Под «Записками…» стоит тройная дата: 1942–1962–1983. Эти двадцатилетия, уходящие в тире (оно же минус), очень показательны. Значит, автор вел эти записи тогда (невыносимо представить!). Значит, он был способен взять их в руки для просмотра и переработки лишь через двадцать лет. Значит, еще должно пройти двадцать лет, чтобы и мы, читатели, стали бы способны прочесть их.

Да, именно через двадцать лет… Тогда же, когда Л. Гинзбург могла вернуться к своим запискам после пережитого, я запомнил поразительные ленинградские застолья двух поколений блокадников – дни рождений, именины, первомайские, ноябрьские, День Победы… Весело было! Хрустящие скатерти, уцелевший и благоприобретенный хрусталь, икра, семга, языки, пироги, салаты… Вкусно! Красиво! Мы – молодые, и родители еще не старые… здоровые – счастье! И вот, когда уже отметили, когда насытились, за чаем, за тортом разговор наш, с пятого на десятое, неизбежно уходил и уже не возвращался до заполночи, до опаздывания на метро, до вызова такси, до лестничной площадки с прощальными поцелуями и комплиментами кулинарным талантам хозяйки…

С пятого на десятое… На десятое была блокада. Вместе с подкладываниями не отведанных еще тортов и варений. Совсем не плакали и очень много смеялись. Очень много оказалось смешного! Например, потеряли карточки, или опрокинулось с санок ведро с водой у самого порога, а два километра до проруби, или верхний сосед канализацию на нас спустил, и полметра такого льда в квартире, или столярный клей в самоваре варили, или… До слез хохотали, и это были единственные слезы. Если бы кто обратил внимание, над чем мы смеемся на этом пиру! Никто не обращал. Ужас этого очевидного наблюдения не настигал нас. Потому что ужас остался там.

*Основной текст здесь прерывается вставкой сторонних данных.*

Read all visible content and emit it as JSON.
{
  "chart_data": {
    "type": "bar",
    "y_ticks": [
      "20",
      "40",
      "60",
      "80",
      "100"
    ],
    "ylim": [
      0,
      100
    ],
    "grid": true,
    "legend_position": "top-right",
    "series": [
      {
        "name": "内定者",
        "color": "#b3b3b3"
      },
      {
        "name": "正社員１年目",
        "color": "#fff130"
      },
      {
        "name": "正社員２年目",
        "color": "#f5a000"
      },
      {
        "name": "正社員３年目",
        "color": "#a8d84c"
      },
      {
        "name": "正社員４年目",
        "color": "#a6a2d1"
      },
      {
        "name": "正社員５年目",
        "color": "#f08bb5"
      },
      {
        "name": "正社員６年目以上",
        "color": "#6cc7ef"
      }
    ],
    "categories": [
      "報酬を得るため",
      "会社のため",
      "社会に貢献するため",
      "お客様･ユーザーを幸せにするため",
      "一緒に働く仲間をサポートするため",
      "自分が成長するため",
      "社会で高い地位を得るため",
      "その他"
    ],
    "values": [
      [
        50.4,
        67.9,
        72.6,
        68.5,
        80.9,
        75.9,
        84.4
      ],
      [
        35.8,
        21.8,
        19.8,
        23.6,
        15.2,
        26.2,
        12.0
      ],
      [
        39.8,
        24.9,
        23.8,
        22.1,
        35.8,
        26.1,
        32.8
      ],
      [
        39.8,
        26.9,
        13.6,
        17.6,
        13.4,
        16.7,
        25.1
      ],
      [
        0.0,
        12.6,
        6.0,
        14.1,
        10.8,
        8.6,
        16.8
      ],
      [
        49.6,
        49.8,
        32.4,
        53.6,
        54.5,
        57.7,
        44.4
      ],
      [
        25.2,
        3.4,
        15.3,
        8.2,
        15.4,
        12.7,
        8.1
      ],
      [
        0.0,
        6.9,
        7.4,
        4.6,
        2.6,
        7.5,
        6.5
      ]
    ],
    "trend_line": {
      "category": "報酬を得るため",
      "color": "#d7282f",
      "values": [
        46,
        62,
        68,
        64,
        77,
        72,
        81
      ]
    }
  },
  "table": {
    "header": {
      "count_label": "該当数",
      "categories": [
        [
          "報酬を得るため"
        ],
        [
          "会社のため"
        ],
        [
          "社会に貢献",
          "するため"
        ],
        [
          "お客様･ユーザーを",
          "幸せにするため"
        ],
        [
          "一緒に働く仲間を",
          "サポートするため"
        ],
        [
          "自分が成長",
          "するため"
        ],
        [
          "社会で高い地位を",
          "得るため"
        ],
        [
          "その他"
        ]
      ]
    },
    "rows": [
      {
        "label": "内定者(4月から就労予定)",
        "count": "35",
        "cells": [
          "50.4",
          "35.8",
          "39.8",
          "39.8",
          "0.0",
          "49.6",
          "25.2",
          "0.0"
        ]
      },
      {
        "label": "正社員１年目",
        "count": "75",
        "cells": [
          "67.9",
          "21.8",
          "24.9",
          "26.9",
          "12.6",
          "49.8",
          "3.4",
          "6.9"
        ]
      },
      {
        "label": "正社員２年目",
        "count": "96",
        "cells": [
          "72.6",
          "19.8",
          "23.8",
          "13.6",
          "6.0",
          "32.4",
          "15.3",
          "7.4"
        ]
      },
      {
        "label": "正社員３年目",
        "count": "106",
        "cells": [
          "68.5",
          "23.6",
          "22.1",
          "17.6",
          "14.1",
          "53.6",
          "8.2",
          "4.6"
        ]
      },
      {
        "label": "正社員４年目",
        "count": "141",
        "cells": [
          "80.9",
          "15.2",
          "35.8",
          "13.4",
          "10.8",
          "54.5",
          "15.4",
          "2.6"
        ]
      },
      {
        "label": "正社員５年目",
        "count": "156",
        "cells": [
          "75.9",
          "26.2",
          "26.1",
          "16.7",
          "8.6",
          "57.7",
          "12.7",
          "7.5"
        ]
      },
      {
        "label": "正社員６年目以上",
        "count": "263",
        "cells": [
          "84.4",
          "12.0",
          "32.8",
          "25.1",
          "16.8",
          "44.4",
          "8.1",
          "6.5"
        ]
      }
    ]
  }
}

«В дни большого голода люди много молчали», – пишет Лидия Гинзбург в своих «Записках…».

«Записки блокадного человека» – точное определение жанра. Ассоциативная связь не только с Достоевским (его человек передвинут не только в другое время и опыт, но и в другое измерение), но и с традиционной реферативностью ученых записок: это записки человека, но и записки ученого. Стиль сух и точен: избегая выразительности, он обретает ее. Сухость эта, однако, кажущаяся – столь разнообразен этот стиль, если приглядеться: ученого, наблюдателя, философа, испытывающего физические муки, и возрождающегося в духе человека… Сухость эта не дерет ни горла, ни уха – она дерет душу.

Сами судите, может ли человек с нормальными эмоциями так написать:

«Количество страдания переходит в другое качество ощущений».

«В годы Гражданской войны голодали иначе, стихийно и хаотически… Ели фантастическую еду: шелуху, крыс и т. п., в то же время что-то комбинируя, меняя; и вдруг добывали мешок картошки. Блокадный голод был голод неплохо организованный. Люди знали, что от кого-то невидимого они получат тот минимум, при котором одни жили, другие умирали – это решал организм».

«Возрождение фактора денег было душевным переворотом… С этих именно пор еда стала средоточием умственных сил… стала сферой реализации и немедленно обросла разными психологическими деталями.

На фоне всеобщей, общегородской эволюции каждый проделывал свой собственный путь – от непонимания и легкомыслия до голодной травмы. Индивидуальное притом было включено в групповое, в типические реакции разных пластов населения на трагедию еды».

«Блокадные люди не угощали друг друга. Еда перестала быть средством общения».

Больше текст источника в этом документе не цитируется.